Am I missing something?
I just realized ViewNearCorners is better for your goal:
def ViewNearCorners(view=None):
"""Return 3d corners of a view's near clipping plane rectangle. Useful
in determining the "real world" size of a parallel-projected view
Parameters:
view:[opt] title or id of the view. If omitted, current active view is used
Returns:
Four Point3d that define the corners of the rectangle (counter-clockwise order)
"""
view = __viewhelper(view)
rc = view.ActiveViewport.GetNearRect()
return rc[0], rc[1], rc[2], rc[3]
I think the ViewRadius python method will get the information you want:
def ViewRadius(view=None, radius=None):
"""Returns or sets the radius of a parallel-projected view. Useful
when you need an absolute zoom factor for a parallel-projected view
Parameters:
view:[opt] title or id of the view.
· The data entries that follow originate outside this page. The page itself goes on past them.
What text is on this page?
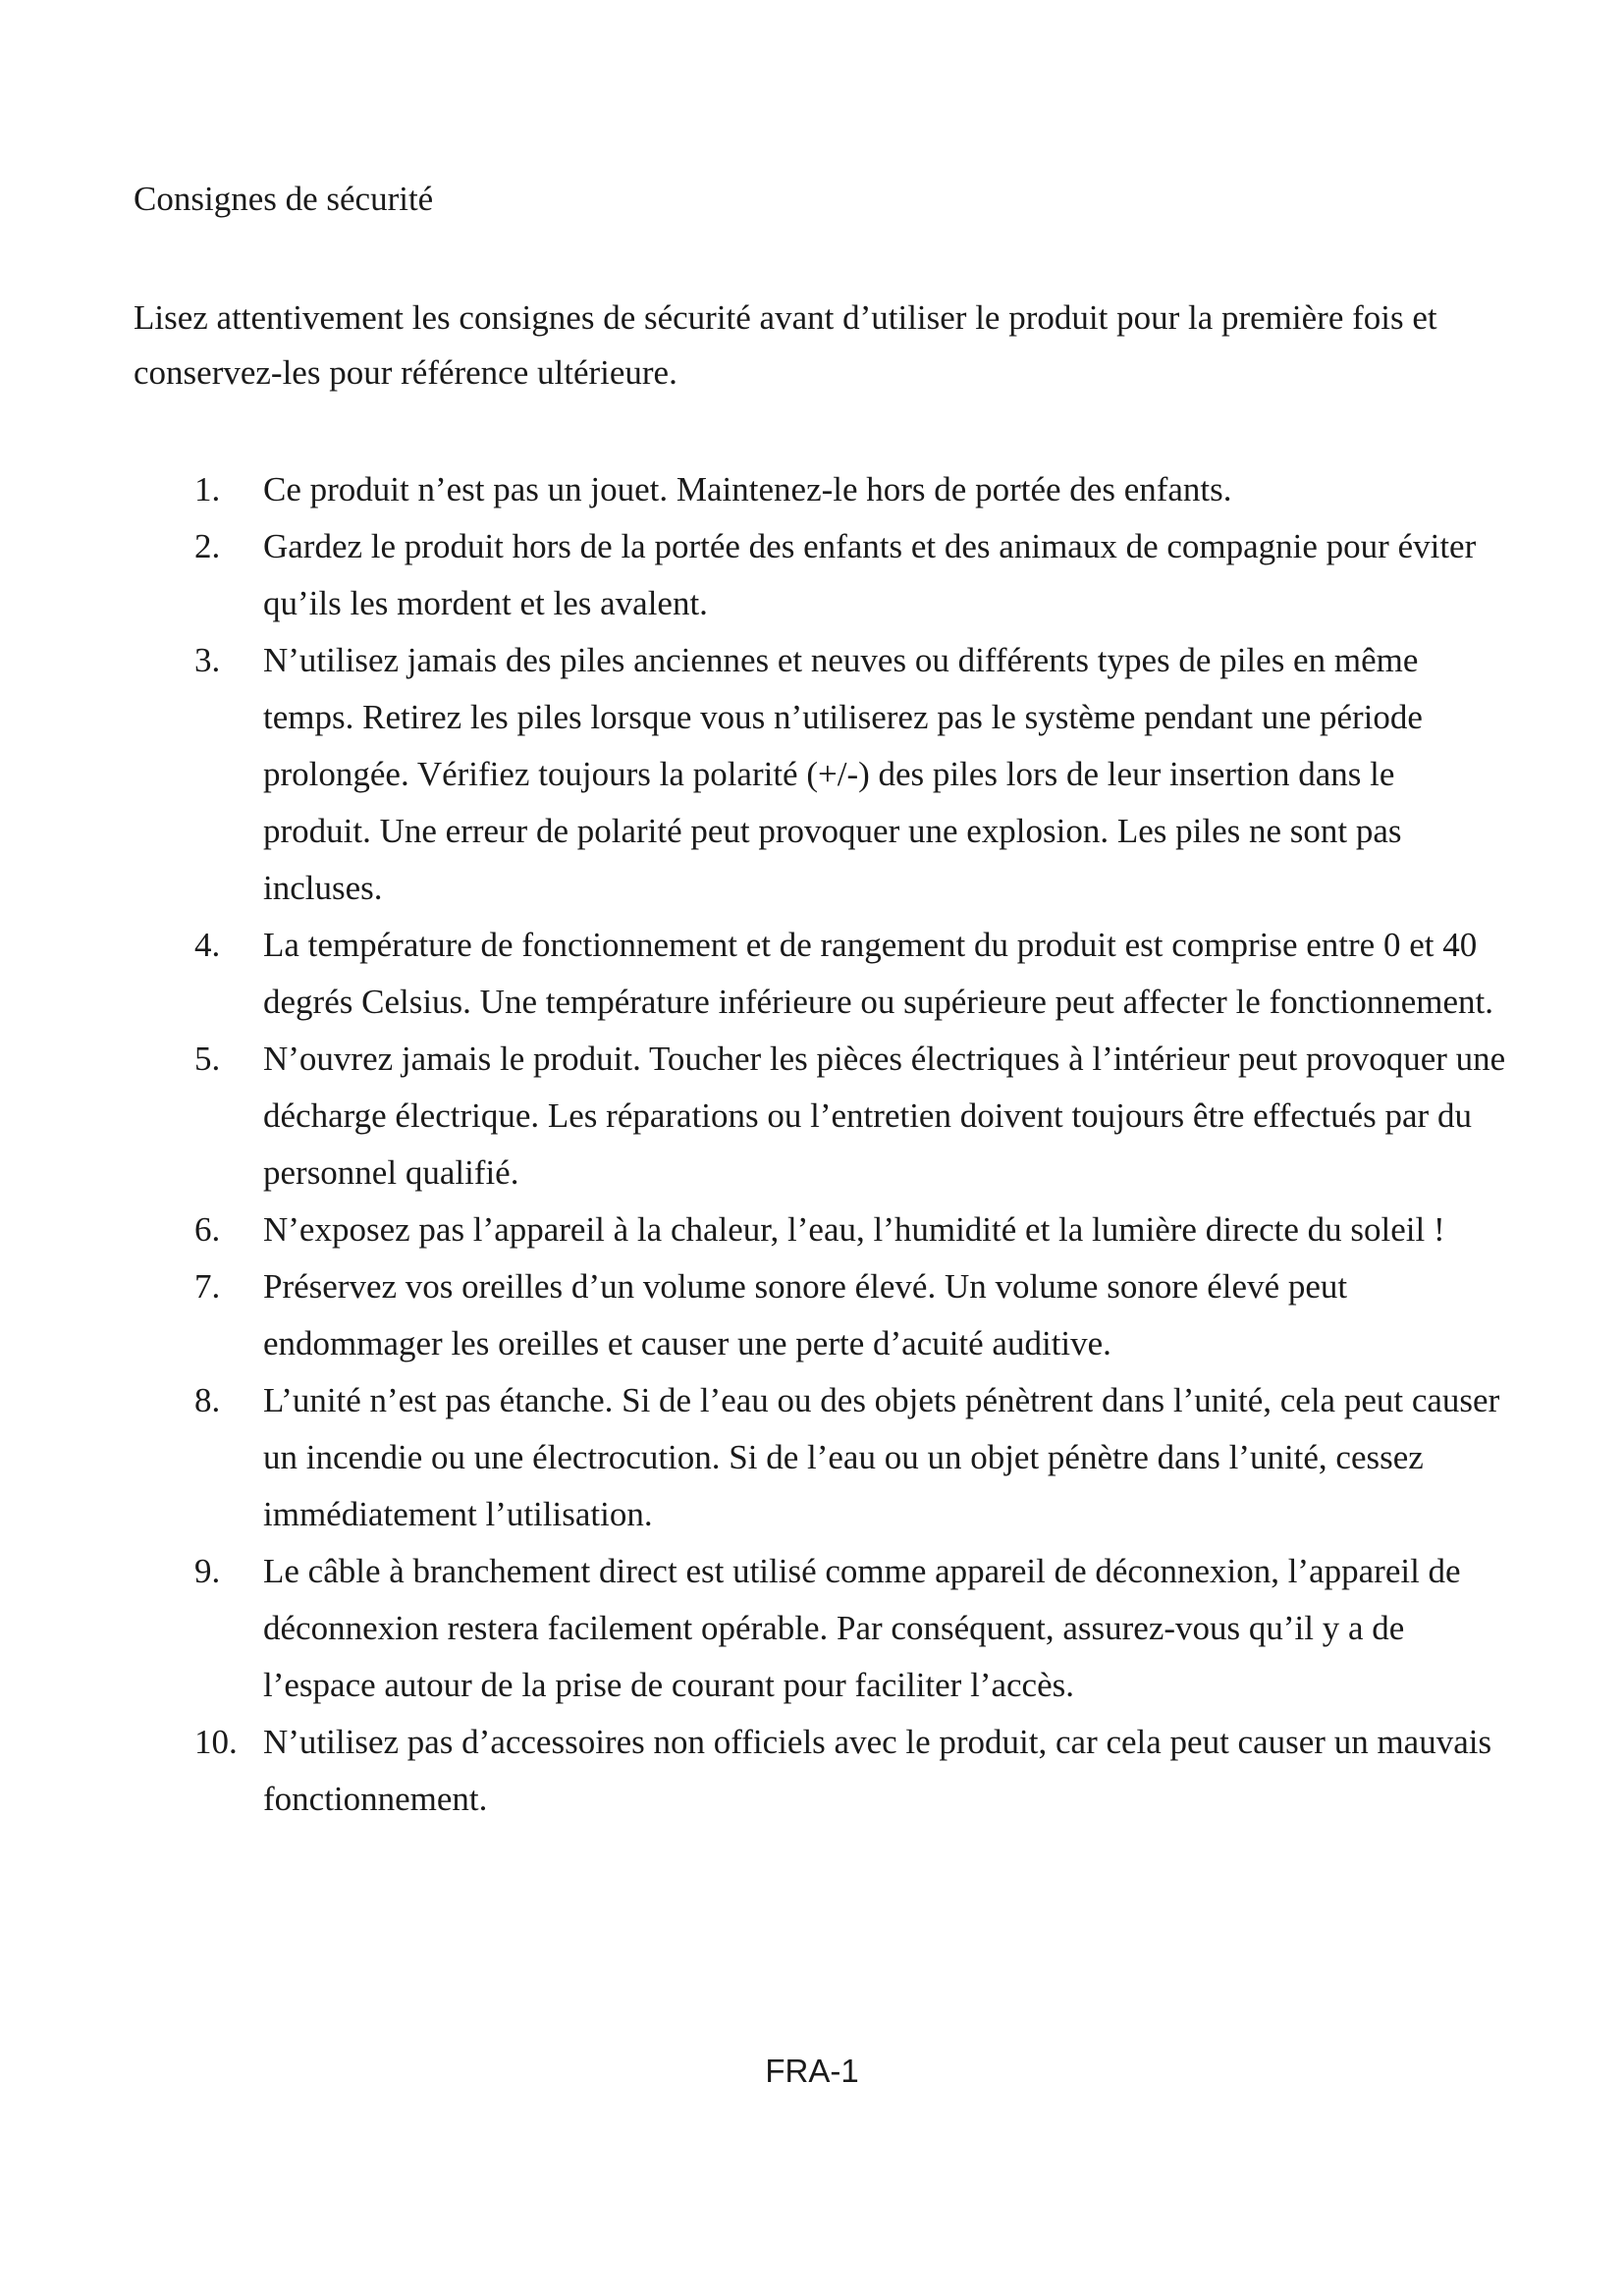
Consignes de sécurité

Lisez attentivement les consignes de sécurité avant d’utiliser le produit pour la première fois et conservez-les pour référence ultérieure.

1.	Ce produit n’est pas un jouet. Maintenez-le hors de portée des enfants.
2.	Gardez le produit hors de la portée des enfants et des animaux de compagnie pour éviter qu’ils les mordent et les avalent.
3.	N’utilisez jamais des piles anciennes et neuves ou différents types de piles en même temps. Retirez les piles lorsque vous n’utiliserez pas le système pendant une période prolongée. Vérifiez toujours la polarité (+/-) des piles lors de leur insertion dans le produit. Une erreur de polarité peut provoquer une explosion. Les piles ne sont pas incluses.
4.	La température de fonctionnement et de rangement du produit est comprise entre 0 et 40 degrés Celsius. Une température inférieure ou supérieure peut affecter le fonctionnement.
5.	N’ouvrez jamais le produit. Toucher les pièces électriques à l’intérieur peut provoquer une décharge électrique. Les réparations ou l’entretien doivent toujours être effectués par du personnel qualifié.
6.	N’exposez pas l’appareil à la chaleur, l’eau, l’humidité et la lumière directe du soleil !
7.	Préservez vos oreilles d’un volume sonore élevé. Un volume sonore élevé peut endommager les oreilles et causer une perte d’acuité auditive.
8.	L’unité n’est pas étanche. Si de l’eau ou des objets pénètrent dans l’unité, cela peut causer un incendie ou une électrocution. Si de l’eau ou un objet pénètre dans l’unité, cessez immédiatement l’utilisation.
9.	Le câble à branchement direct est utilisé comme appareil de déconnexion, l’appareil de déconnexion restera facilement opérable. Par conséquent, assurez-vous qu’il y a de l’espace autour de la prise de courant pour faciliter l’accès.
10. N’utilisez pas d’accessoires non officiels avec le produit, car cela peut causer un mauvais fonctionnement.
FRA-1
If omitted, current active view is used
radius:[opt] the view radius
Returns:
if radius is not specified, the current view radius for the specified view
if radius is specified, the previous view radius for the specified view
"""
view = __viewhelper(view)
viewport = view.ActiveViewport
if not viewport.IsParallelProjection: return scriptcontext.errorhandler()
fr = viewport.GetFrustum()
frus_right = fr[2]
frus_top = fr[4]
old_radius = min(frus_top, frus_right)
if radius is None: return old_radius
magnification_factor = radius / old_radius
d = 1.0 / magnification_factor
viewport.Magnify(d)
view.Redraw()
return old_radius
EDIT: bear in mind that when calculating with pixel values you have a fairly large error margin.
eg: 1000 pixels for a 100 meter area will result in a pixel representing 10 cm.